Well you can cry me a river, cry me a river

I cried a river over you.

Lesley Gore – Cry me a river


* * *


Le lendemain de la rentrée, presque tous les Terminales avaient reçu leur formulaire d'inscription pour la course d'orientation.

Comme d'habitude, on pouvait remercier Nathaniel pour son efficacité. Avant la fin de la journée, il avait fait le tour des classes et s'était assuré de la participation de chacun – sauf Rosalya, qui avait déjà prévu sa dispense. En comparaison, j'étais à la traîne, puisque j'avais été plus pressée de retrouver mes amies et mes habitudes que de jouer les factrices. Le matin du deux septembre, donc, je suis arrivée en avance pour finir la distribution.

Voyons voir... il reste Violette, Ken, les jumeaux qui viennent d'arriver, Ambre et Castiel.

Ces deux-là, je m'en serais bien passée. J'avais bien eu l'idée de donner à Lysandre deux formulaires pour qu'il en remette un à Castiel, mais vu sa tendance à tout semer autour de lui, mieux valait éviter de lui confier quoi que ce soit. Quant à Ambre, j'avais d'autant moins envie de la croiser depuis notre dernière rencontre.
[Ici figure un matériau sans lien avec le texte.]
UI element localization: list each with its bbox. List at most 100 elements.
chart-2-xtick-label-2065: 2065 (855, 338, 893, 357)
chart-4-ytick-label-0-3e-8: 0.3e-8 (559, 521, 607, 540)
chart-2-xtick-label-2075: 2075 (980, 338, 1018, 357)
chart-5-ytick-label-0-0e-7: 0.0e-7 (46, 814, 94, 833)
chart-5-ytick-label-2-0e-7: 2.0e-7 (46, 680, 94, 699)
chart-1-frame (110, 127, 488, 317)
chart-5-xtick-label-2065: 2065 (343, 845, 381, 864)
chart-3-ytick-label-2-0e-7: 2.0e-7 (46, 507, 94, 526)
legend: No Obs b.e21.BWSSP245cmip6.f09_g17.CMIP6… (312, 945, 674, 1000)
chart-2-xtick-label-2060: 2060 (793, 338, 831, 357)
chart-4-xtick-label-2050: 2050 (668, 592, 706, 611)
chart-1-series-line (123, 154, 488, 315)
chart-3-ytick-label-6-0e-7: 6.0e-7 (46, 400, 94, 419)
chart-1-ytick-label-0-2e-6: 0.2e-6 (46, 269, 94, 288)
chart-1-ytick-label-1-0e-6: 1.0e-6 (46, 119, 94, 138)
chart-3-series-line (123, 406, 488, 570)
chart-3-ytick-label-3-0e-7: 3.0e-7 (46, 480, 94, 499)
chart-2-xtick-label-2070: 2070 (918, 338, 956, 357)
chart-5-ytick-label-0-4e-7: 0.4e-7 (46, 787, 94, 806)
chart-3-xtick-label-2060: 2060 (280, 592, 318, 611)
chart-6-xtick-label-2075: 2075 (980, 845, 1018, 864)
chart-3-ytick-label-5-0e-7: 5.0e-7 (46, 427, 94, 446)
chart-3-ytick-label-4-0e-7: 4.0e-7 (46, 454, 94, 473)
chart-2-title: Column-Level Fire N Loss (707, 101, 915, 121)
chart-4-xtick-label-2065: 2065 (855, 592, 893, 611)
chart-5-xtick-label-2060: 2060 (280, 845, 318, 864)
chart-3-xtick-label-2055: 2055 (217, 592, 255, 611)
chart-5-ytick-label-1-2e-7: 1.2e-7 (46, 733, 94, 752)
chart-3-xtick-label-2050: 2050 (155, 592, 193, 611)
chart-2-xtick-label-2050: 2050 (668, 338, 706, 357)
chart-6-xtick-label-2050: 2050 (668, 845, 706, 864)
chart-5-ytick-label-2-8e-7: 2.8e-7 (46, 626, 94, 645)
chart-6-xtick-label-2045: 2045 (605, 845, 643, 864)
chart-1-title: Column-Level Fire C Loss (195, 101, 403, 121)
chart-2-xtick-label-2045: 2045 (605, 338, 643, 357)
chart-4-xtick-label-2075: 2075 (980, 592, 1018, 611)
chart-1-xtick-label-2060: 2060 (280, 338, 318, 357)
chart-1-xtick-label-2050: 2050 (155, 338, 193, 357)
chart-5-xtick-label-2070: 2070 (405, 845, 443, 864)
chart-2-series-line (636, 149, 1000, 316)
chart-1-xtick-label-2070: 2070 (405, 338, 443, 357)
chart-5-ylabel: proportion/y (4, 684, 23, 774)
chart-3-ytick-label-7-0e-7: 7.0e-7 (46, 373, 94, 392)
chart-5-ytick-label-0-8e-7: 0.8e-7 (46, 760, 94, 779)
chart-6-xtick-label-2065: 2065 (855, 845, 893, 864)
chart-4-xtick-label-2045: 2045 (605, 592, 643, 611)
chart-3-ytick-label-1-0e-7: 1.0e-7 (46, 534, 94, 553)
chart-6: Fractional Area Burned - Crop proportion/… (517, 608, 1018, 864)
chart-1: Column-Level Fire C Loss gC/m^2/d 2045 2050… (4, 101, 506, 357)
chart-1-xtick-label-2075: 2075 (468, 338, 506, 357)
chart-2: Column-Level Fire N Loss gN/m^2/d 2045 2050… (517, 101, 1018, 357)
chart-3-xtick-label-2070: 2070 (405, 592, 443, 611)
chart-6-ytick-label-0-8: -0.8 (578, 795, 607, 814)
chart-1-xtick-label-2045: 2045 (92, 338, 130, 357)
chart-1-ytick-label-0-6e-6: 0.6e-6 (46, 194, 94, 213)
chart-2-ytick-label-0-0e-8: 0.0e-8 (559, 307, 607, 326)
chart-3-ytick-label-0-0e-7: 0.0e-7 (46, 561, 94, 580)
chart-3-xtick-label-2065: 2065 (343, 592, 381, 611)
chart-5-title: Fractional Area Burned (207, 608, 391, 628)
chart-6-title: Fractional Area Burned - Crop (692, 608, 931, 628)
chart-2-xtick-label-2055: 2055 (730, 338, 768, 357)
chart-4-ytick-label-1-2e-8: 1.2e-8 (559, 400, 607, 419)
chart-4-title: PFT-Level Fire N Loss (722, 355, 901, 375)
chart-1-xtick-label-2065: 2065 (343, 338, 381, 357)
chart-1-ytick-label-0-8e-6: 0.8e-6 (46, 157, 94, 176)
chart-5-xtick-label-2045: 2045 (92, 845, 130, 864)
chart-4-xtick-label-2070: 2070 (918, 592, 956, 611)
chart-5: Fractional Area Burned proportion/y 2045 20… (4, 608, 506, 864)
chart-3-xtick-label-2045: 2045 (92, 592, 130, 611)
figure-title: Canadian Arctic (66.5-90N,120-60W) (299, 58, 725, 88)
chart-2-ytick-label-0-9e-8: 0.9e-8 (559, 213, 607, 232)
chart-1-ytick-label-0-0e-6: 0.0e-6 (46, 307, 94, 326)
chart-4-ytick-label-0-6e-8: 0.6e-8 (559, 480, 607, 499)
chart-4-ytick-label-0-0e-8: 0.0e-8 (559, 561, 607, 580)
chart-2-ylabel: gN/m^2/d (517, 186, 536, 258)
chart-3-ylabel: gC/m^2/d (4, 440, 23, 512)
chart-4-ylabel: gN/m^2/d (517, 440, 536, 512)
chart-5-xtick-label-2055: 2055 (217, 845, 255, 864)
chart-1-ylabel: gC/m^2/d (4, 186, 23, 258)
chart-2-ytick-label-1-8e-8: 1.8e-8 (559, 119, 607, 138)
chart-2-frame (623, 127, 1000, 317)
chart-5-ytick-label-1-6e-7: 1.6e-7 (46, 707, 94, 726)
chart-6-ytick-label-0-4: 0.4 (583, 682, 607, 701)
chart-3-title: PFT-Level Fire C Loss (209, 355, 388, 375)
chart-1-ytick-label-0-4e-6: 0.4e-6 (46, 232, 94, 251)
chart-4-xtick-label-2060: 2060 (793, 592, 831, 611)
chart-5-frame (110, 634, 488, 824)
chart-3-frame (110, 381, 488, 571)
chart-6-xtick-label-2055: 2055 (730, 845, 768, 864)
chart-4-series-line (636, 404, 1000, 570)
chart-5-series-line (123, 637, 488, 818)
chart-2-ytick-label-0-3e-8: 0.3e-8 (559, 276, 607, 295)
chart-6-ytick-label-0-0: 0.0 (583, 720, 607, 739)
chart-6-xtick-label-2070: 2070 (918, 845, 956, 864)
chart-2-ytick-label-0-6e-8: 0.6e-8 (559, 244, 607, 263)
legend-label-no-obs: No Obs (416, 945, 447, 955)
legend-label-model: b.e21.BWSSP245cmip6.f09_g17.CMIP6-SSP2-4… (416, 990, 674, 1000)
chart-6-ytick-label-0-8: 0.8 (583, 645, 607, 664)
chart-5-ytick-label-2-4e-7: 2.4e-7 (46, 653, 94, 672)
J'ai songé que j'aurais plus de chance de trouver les derniers sur ma liste en les attendant dans la salle où nous nous apprêtions à avoir cours plutôt que de courir partout dans le lycée. C'est donc là-bas, au milieu des bureaux et du tableau noir qui sentait la craie, que j'ai établi mes quartiers. À une heure aussi matinale que celle-ci, la salle était absolument déserte, ce qui m'épargnait un peu le brouhaha des couloirs. J'ai fermé la porte derrière moi et me suis assise au fond, près de la fenêtre. Puis j'ai jeté un œil à l'horloge.

Vingt-cinq minutes avant le début des cours. Je ferais mieux de m'occuper.

J'ai sorti ma console, dont je n'avais toujours pas fait réparer l'écran, et farfouillé un moment dans la pochette à la recherche d'un jeu. Quand j'ai enfin trouvé la cartouche, j'ai soufflé dessus avant de l'insérer et d'allumer ma console. Puis j'ai lancé une partie et, tout en jouant, j'ai laissé mon esprit vagabonder vers les péripéties de la rentrée.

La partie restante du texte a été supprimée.